Bloomberg TV’s Margaret Brennan speaks to Nouriel Roubini, co-founder and chairman of Roubini Global Economics LLC. Roubini tells Brennan, “we’re going into a recession based on my numbers” and that the Federal Reserve and other authorities no longer have the ability to provide emergency support.
There seems to a consensus here. Just last week Nobel Prize winning Economist Joseph Stiglitz told Bloomberg the same thing:
“The unemployment situation in the U.S. is very severe and very probably going to get worse,” Stiglitz told reporters today at a conference in Lindau, Germany. “There’s a very high probability we’ll go into double dip.”
snip
Stiglitz said calls by policy makers to engage in deficit- cutting austerity measures were heading in “exactly the wrong direction.”
“The most important way to address the deficit is to get America back to work, to get the economy back to full employment,” Stiglitz said at an annual gathering of Nobel Prize-winning economists. “Austerity is going to get us predictably into trouble. Spend the money on investments, and those investments will lead to higher growth.”
Two other points were made about the current economic crisis by Paul Krugman.

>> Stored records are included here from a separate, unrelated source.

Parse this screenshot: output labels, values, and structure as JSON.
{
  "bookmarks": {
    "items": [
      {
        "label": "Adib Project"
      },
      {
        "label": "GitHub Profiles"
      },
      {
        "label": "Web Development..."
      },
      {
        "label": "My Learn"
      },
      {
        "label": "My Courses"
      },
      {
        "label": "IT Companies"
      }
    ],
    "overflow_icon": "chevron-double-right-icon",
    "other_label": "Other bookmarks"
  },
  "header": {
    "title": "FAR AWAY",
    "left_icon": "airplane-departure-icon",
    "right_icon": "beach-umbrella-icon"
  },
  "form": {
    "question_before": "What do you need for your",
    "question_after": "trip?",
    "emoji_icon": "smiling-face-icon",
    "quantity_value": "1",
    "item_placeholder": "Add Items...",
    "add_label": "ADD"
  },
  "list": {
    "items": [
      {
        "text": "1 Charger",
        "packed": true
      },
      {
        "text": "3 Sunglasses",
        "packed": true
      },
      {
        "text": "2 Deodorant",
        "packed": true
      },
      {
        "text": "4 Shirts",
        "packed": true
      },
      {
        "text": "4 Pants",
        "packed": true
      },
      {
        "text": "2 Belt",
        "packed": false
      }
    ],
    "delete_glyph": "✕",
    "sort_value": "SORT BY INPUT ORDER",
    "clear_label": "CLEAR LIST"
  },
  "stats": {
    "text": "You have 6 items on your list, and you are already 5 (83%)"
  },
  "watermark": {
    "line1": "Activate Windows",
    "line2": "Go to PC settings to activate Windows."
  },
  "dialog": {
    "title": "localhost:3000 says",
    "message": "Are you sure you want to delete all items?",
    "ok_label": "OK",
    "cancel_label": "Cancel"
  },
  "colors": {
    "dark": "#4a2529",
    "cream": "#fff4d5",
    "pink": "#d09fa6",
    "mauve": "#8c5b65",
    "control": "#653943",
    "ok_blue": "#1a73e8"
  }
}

One is that the economy has not really recovered and that the Federal Reserve needs to take firmer action to stimulate job growth. The non-recovery is best illustrated with this chart provided by Krugman:
Krugman’s second point is about debt, federal and personal, that there has not been an explosion in debt over the past few years
There have been hints about President Obama’s jobs plan that he will present to a joint session of Congress Thursday night but it needs to be big and bold but that’s doubtful with this president.